Monday, August 7, 2017

Looking Back.

My friend J, J who was the first, true lasting friend I made in New York, who was in my class at Parsons and at the end of the first semester asked me to share her apartment on East 10th St. and we lived there together for 2 years until I fell in an ill-fated love and she went to Berlin (but kept the apartment even as the neighborhood around it more or less left; she still has that apartment) but who I fell out of touch with when I left New York in 1998 — we’d seen less and less of each other for several years before that because, well, I could list all the practical excuses I’ve cataloged in my head to make sense of the painful process of shifting alliances that happens over and over in a life, but why?

Now we are in touch again, and she’s commissioned me to write some text, an essay?, for a chapbook that she will print and publish to accompany an exhibit of her prints in Chicago where she lives and teaches now this fall. The text is to resonate with, respond to though not necessarily explicitly with the work she is showing. (She still makes visual art. I, you know, do not.) The prints span her career. One set is a series of drawings she made in 1984 in the process of working out a large installation. One set is a series of drawings in response to a large installation she made in the mid-90s.(I call them drawings -- they are monoprints.) A third set is current work.

This thing I’m writing, which I hesitate to call an essay because it is impressionistic, episodic, takes the shape of a review of our friendship (so of course it is meandering and disjointed).

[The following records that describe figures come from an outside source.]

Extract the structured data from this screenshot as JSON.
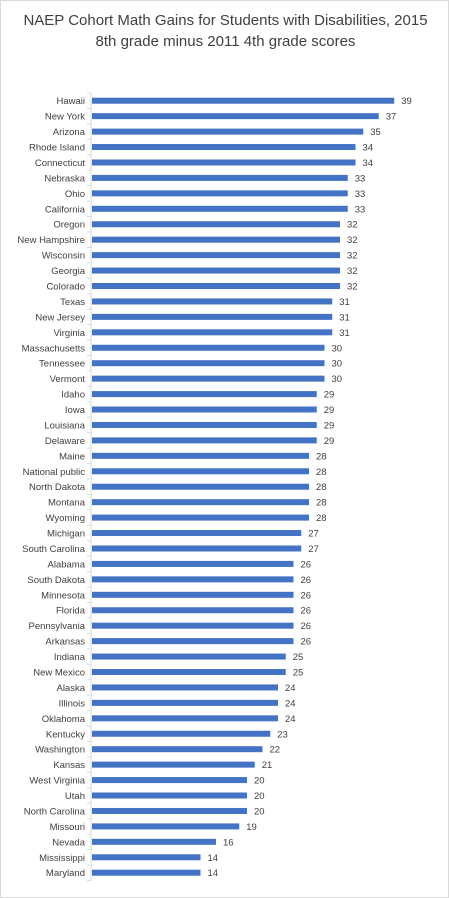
{
  "chart_data": {
    "type": "bar",
    "orientation": "horizontal",
    "title": "NAEP Cohort Math Gains for Students with Disabilities, 2015 8th grade minus 2011 4th grade scores",
    "xlabel": "",
    "ylabel": "",
    "xlim": [
      0,
      40
    ],
    "grid": false,
    "legend": "none",
    "bar_color": "#4472c4",
    "data_labels": true,
    "categories": [
      "Hawaii",
      "New York",
      "Arizona",
      "Rhode Island",
      "Connecticut",
      "Nebraska",
      "Ohio",
      "California",
      "Oregon",
      "New Hampshire",
      "Wisconsin",
      "Georgia",
      "Colorado",
      "Texas",
      "New Jersey",
      "Virginia",
      "Massachusetts",
      "Tennessee",
      "Vermont",
      "Idaho",
      "Iowa",
      "Louisiana",
      "Delaware",
      "Maine",
      "National public",
      "North Dakota",
      "Montana",
      "Wyoming",
      "Michigan",
      "South Carolina",
      "Alabama",
      "South Dakota",
      "Minnesota",
      "Florida",
      "Pennsylvania",
      "Arkansas",
      "Indiana",
      "New Mexico",
      "Alaska",
      "Illinois",
      "Oklahoma",
      "Kentucky",
      "Washington",
      "Kansas",
      "West Virginia",
      "Utah",
      "North Carolina",
      "Missouri",
      "Nevada",
      "Mississippi",
      "Maryland"
    ],
    "values": [
      39,
      37,
      35,
      34,
      34,
      33,
      33,
      33,
      32,
      32,
      32,
      32,
      32,
      31,
      31,
      31,
      30,
      30,
      30,
      29,
      29,
      29,
      29,
      28,
      28,
      28,
      28,
      28,
      27,
      27,
      26,
      26,
      26,
      26,
      26,
      26,
      25,
      25,
      24,
      24,
      24,
      23,
      22,
      21,
      20,
      20,
      20,
      19,
      16,
      14,
      14
    ]
  }
}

I’ve pulled out her letters to me spanning the mid-80s through the early 90s, half a lifelong conversation about what’s important, what we yearn for our lives to be, what we want our work to be about, the shape we want our lives to take, and I compare those hopes with how our lives actually look now. We are both still artists. That in itself is remarkable to me and something to be proud of regardless of whatever other dreams I’ve fallen short of. It was certainly never the most likely outcome, statistically speaking, but I never had any doubt and I doubt J did either.

So.

Between this project and my high school diary musical, which are the two big things on my desk right now, my writing life is thick with memory. Late 70s in Indiana, 80s in New York. It feels like judgement day up in here. When I dive into the past — I shouldn’t say dive because I more or less live there — my favorite game seems to be finding things I feel uneasy or guilty about or ashamed of and to pick them apart, to confess, and try to, if not absolve myself, understand. But, yes, absolve myself of.

It all, all of it, has the slightly queasy-making quality of a retrospective, which I supposed I should embrace. I am not done, but I am on the cusp of a new phase, I really believe. The work I am doing now is stronger, more vivid, more truthful, more true, than ever. I am 56 years old and have, as they say, zero fucks to give. A look back is appropriate. And then forward.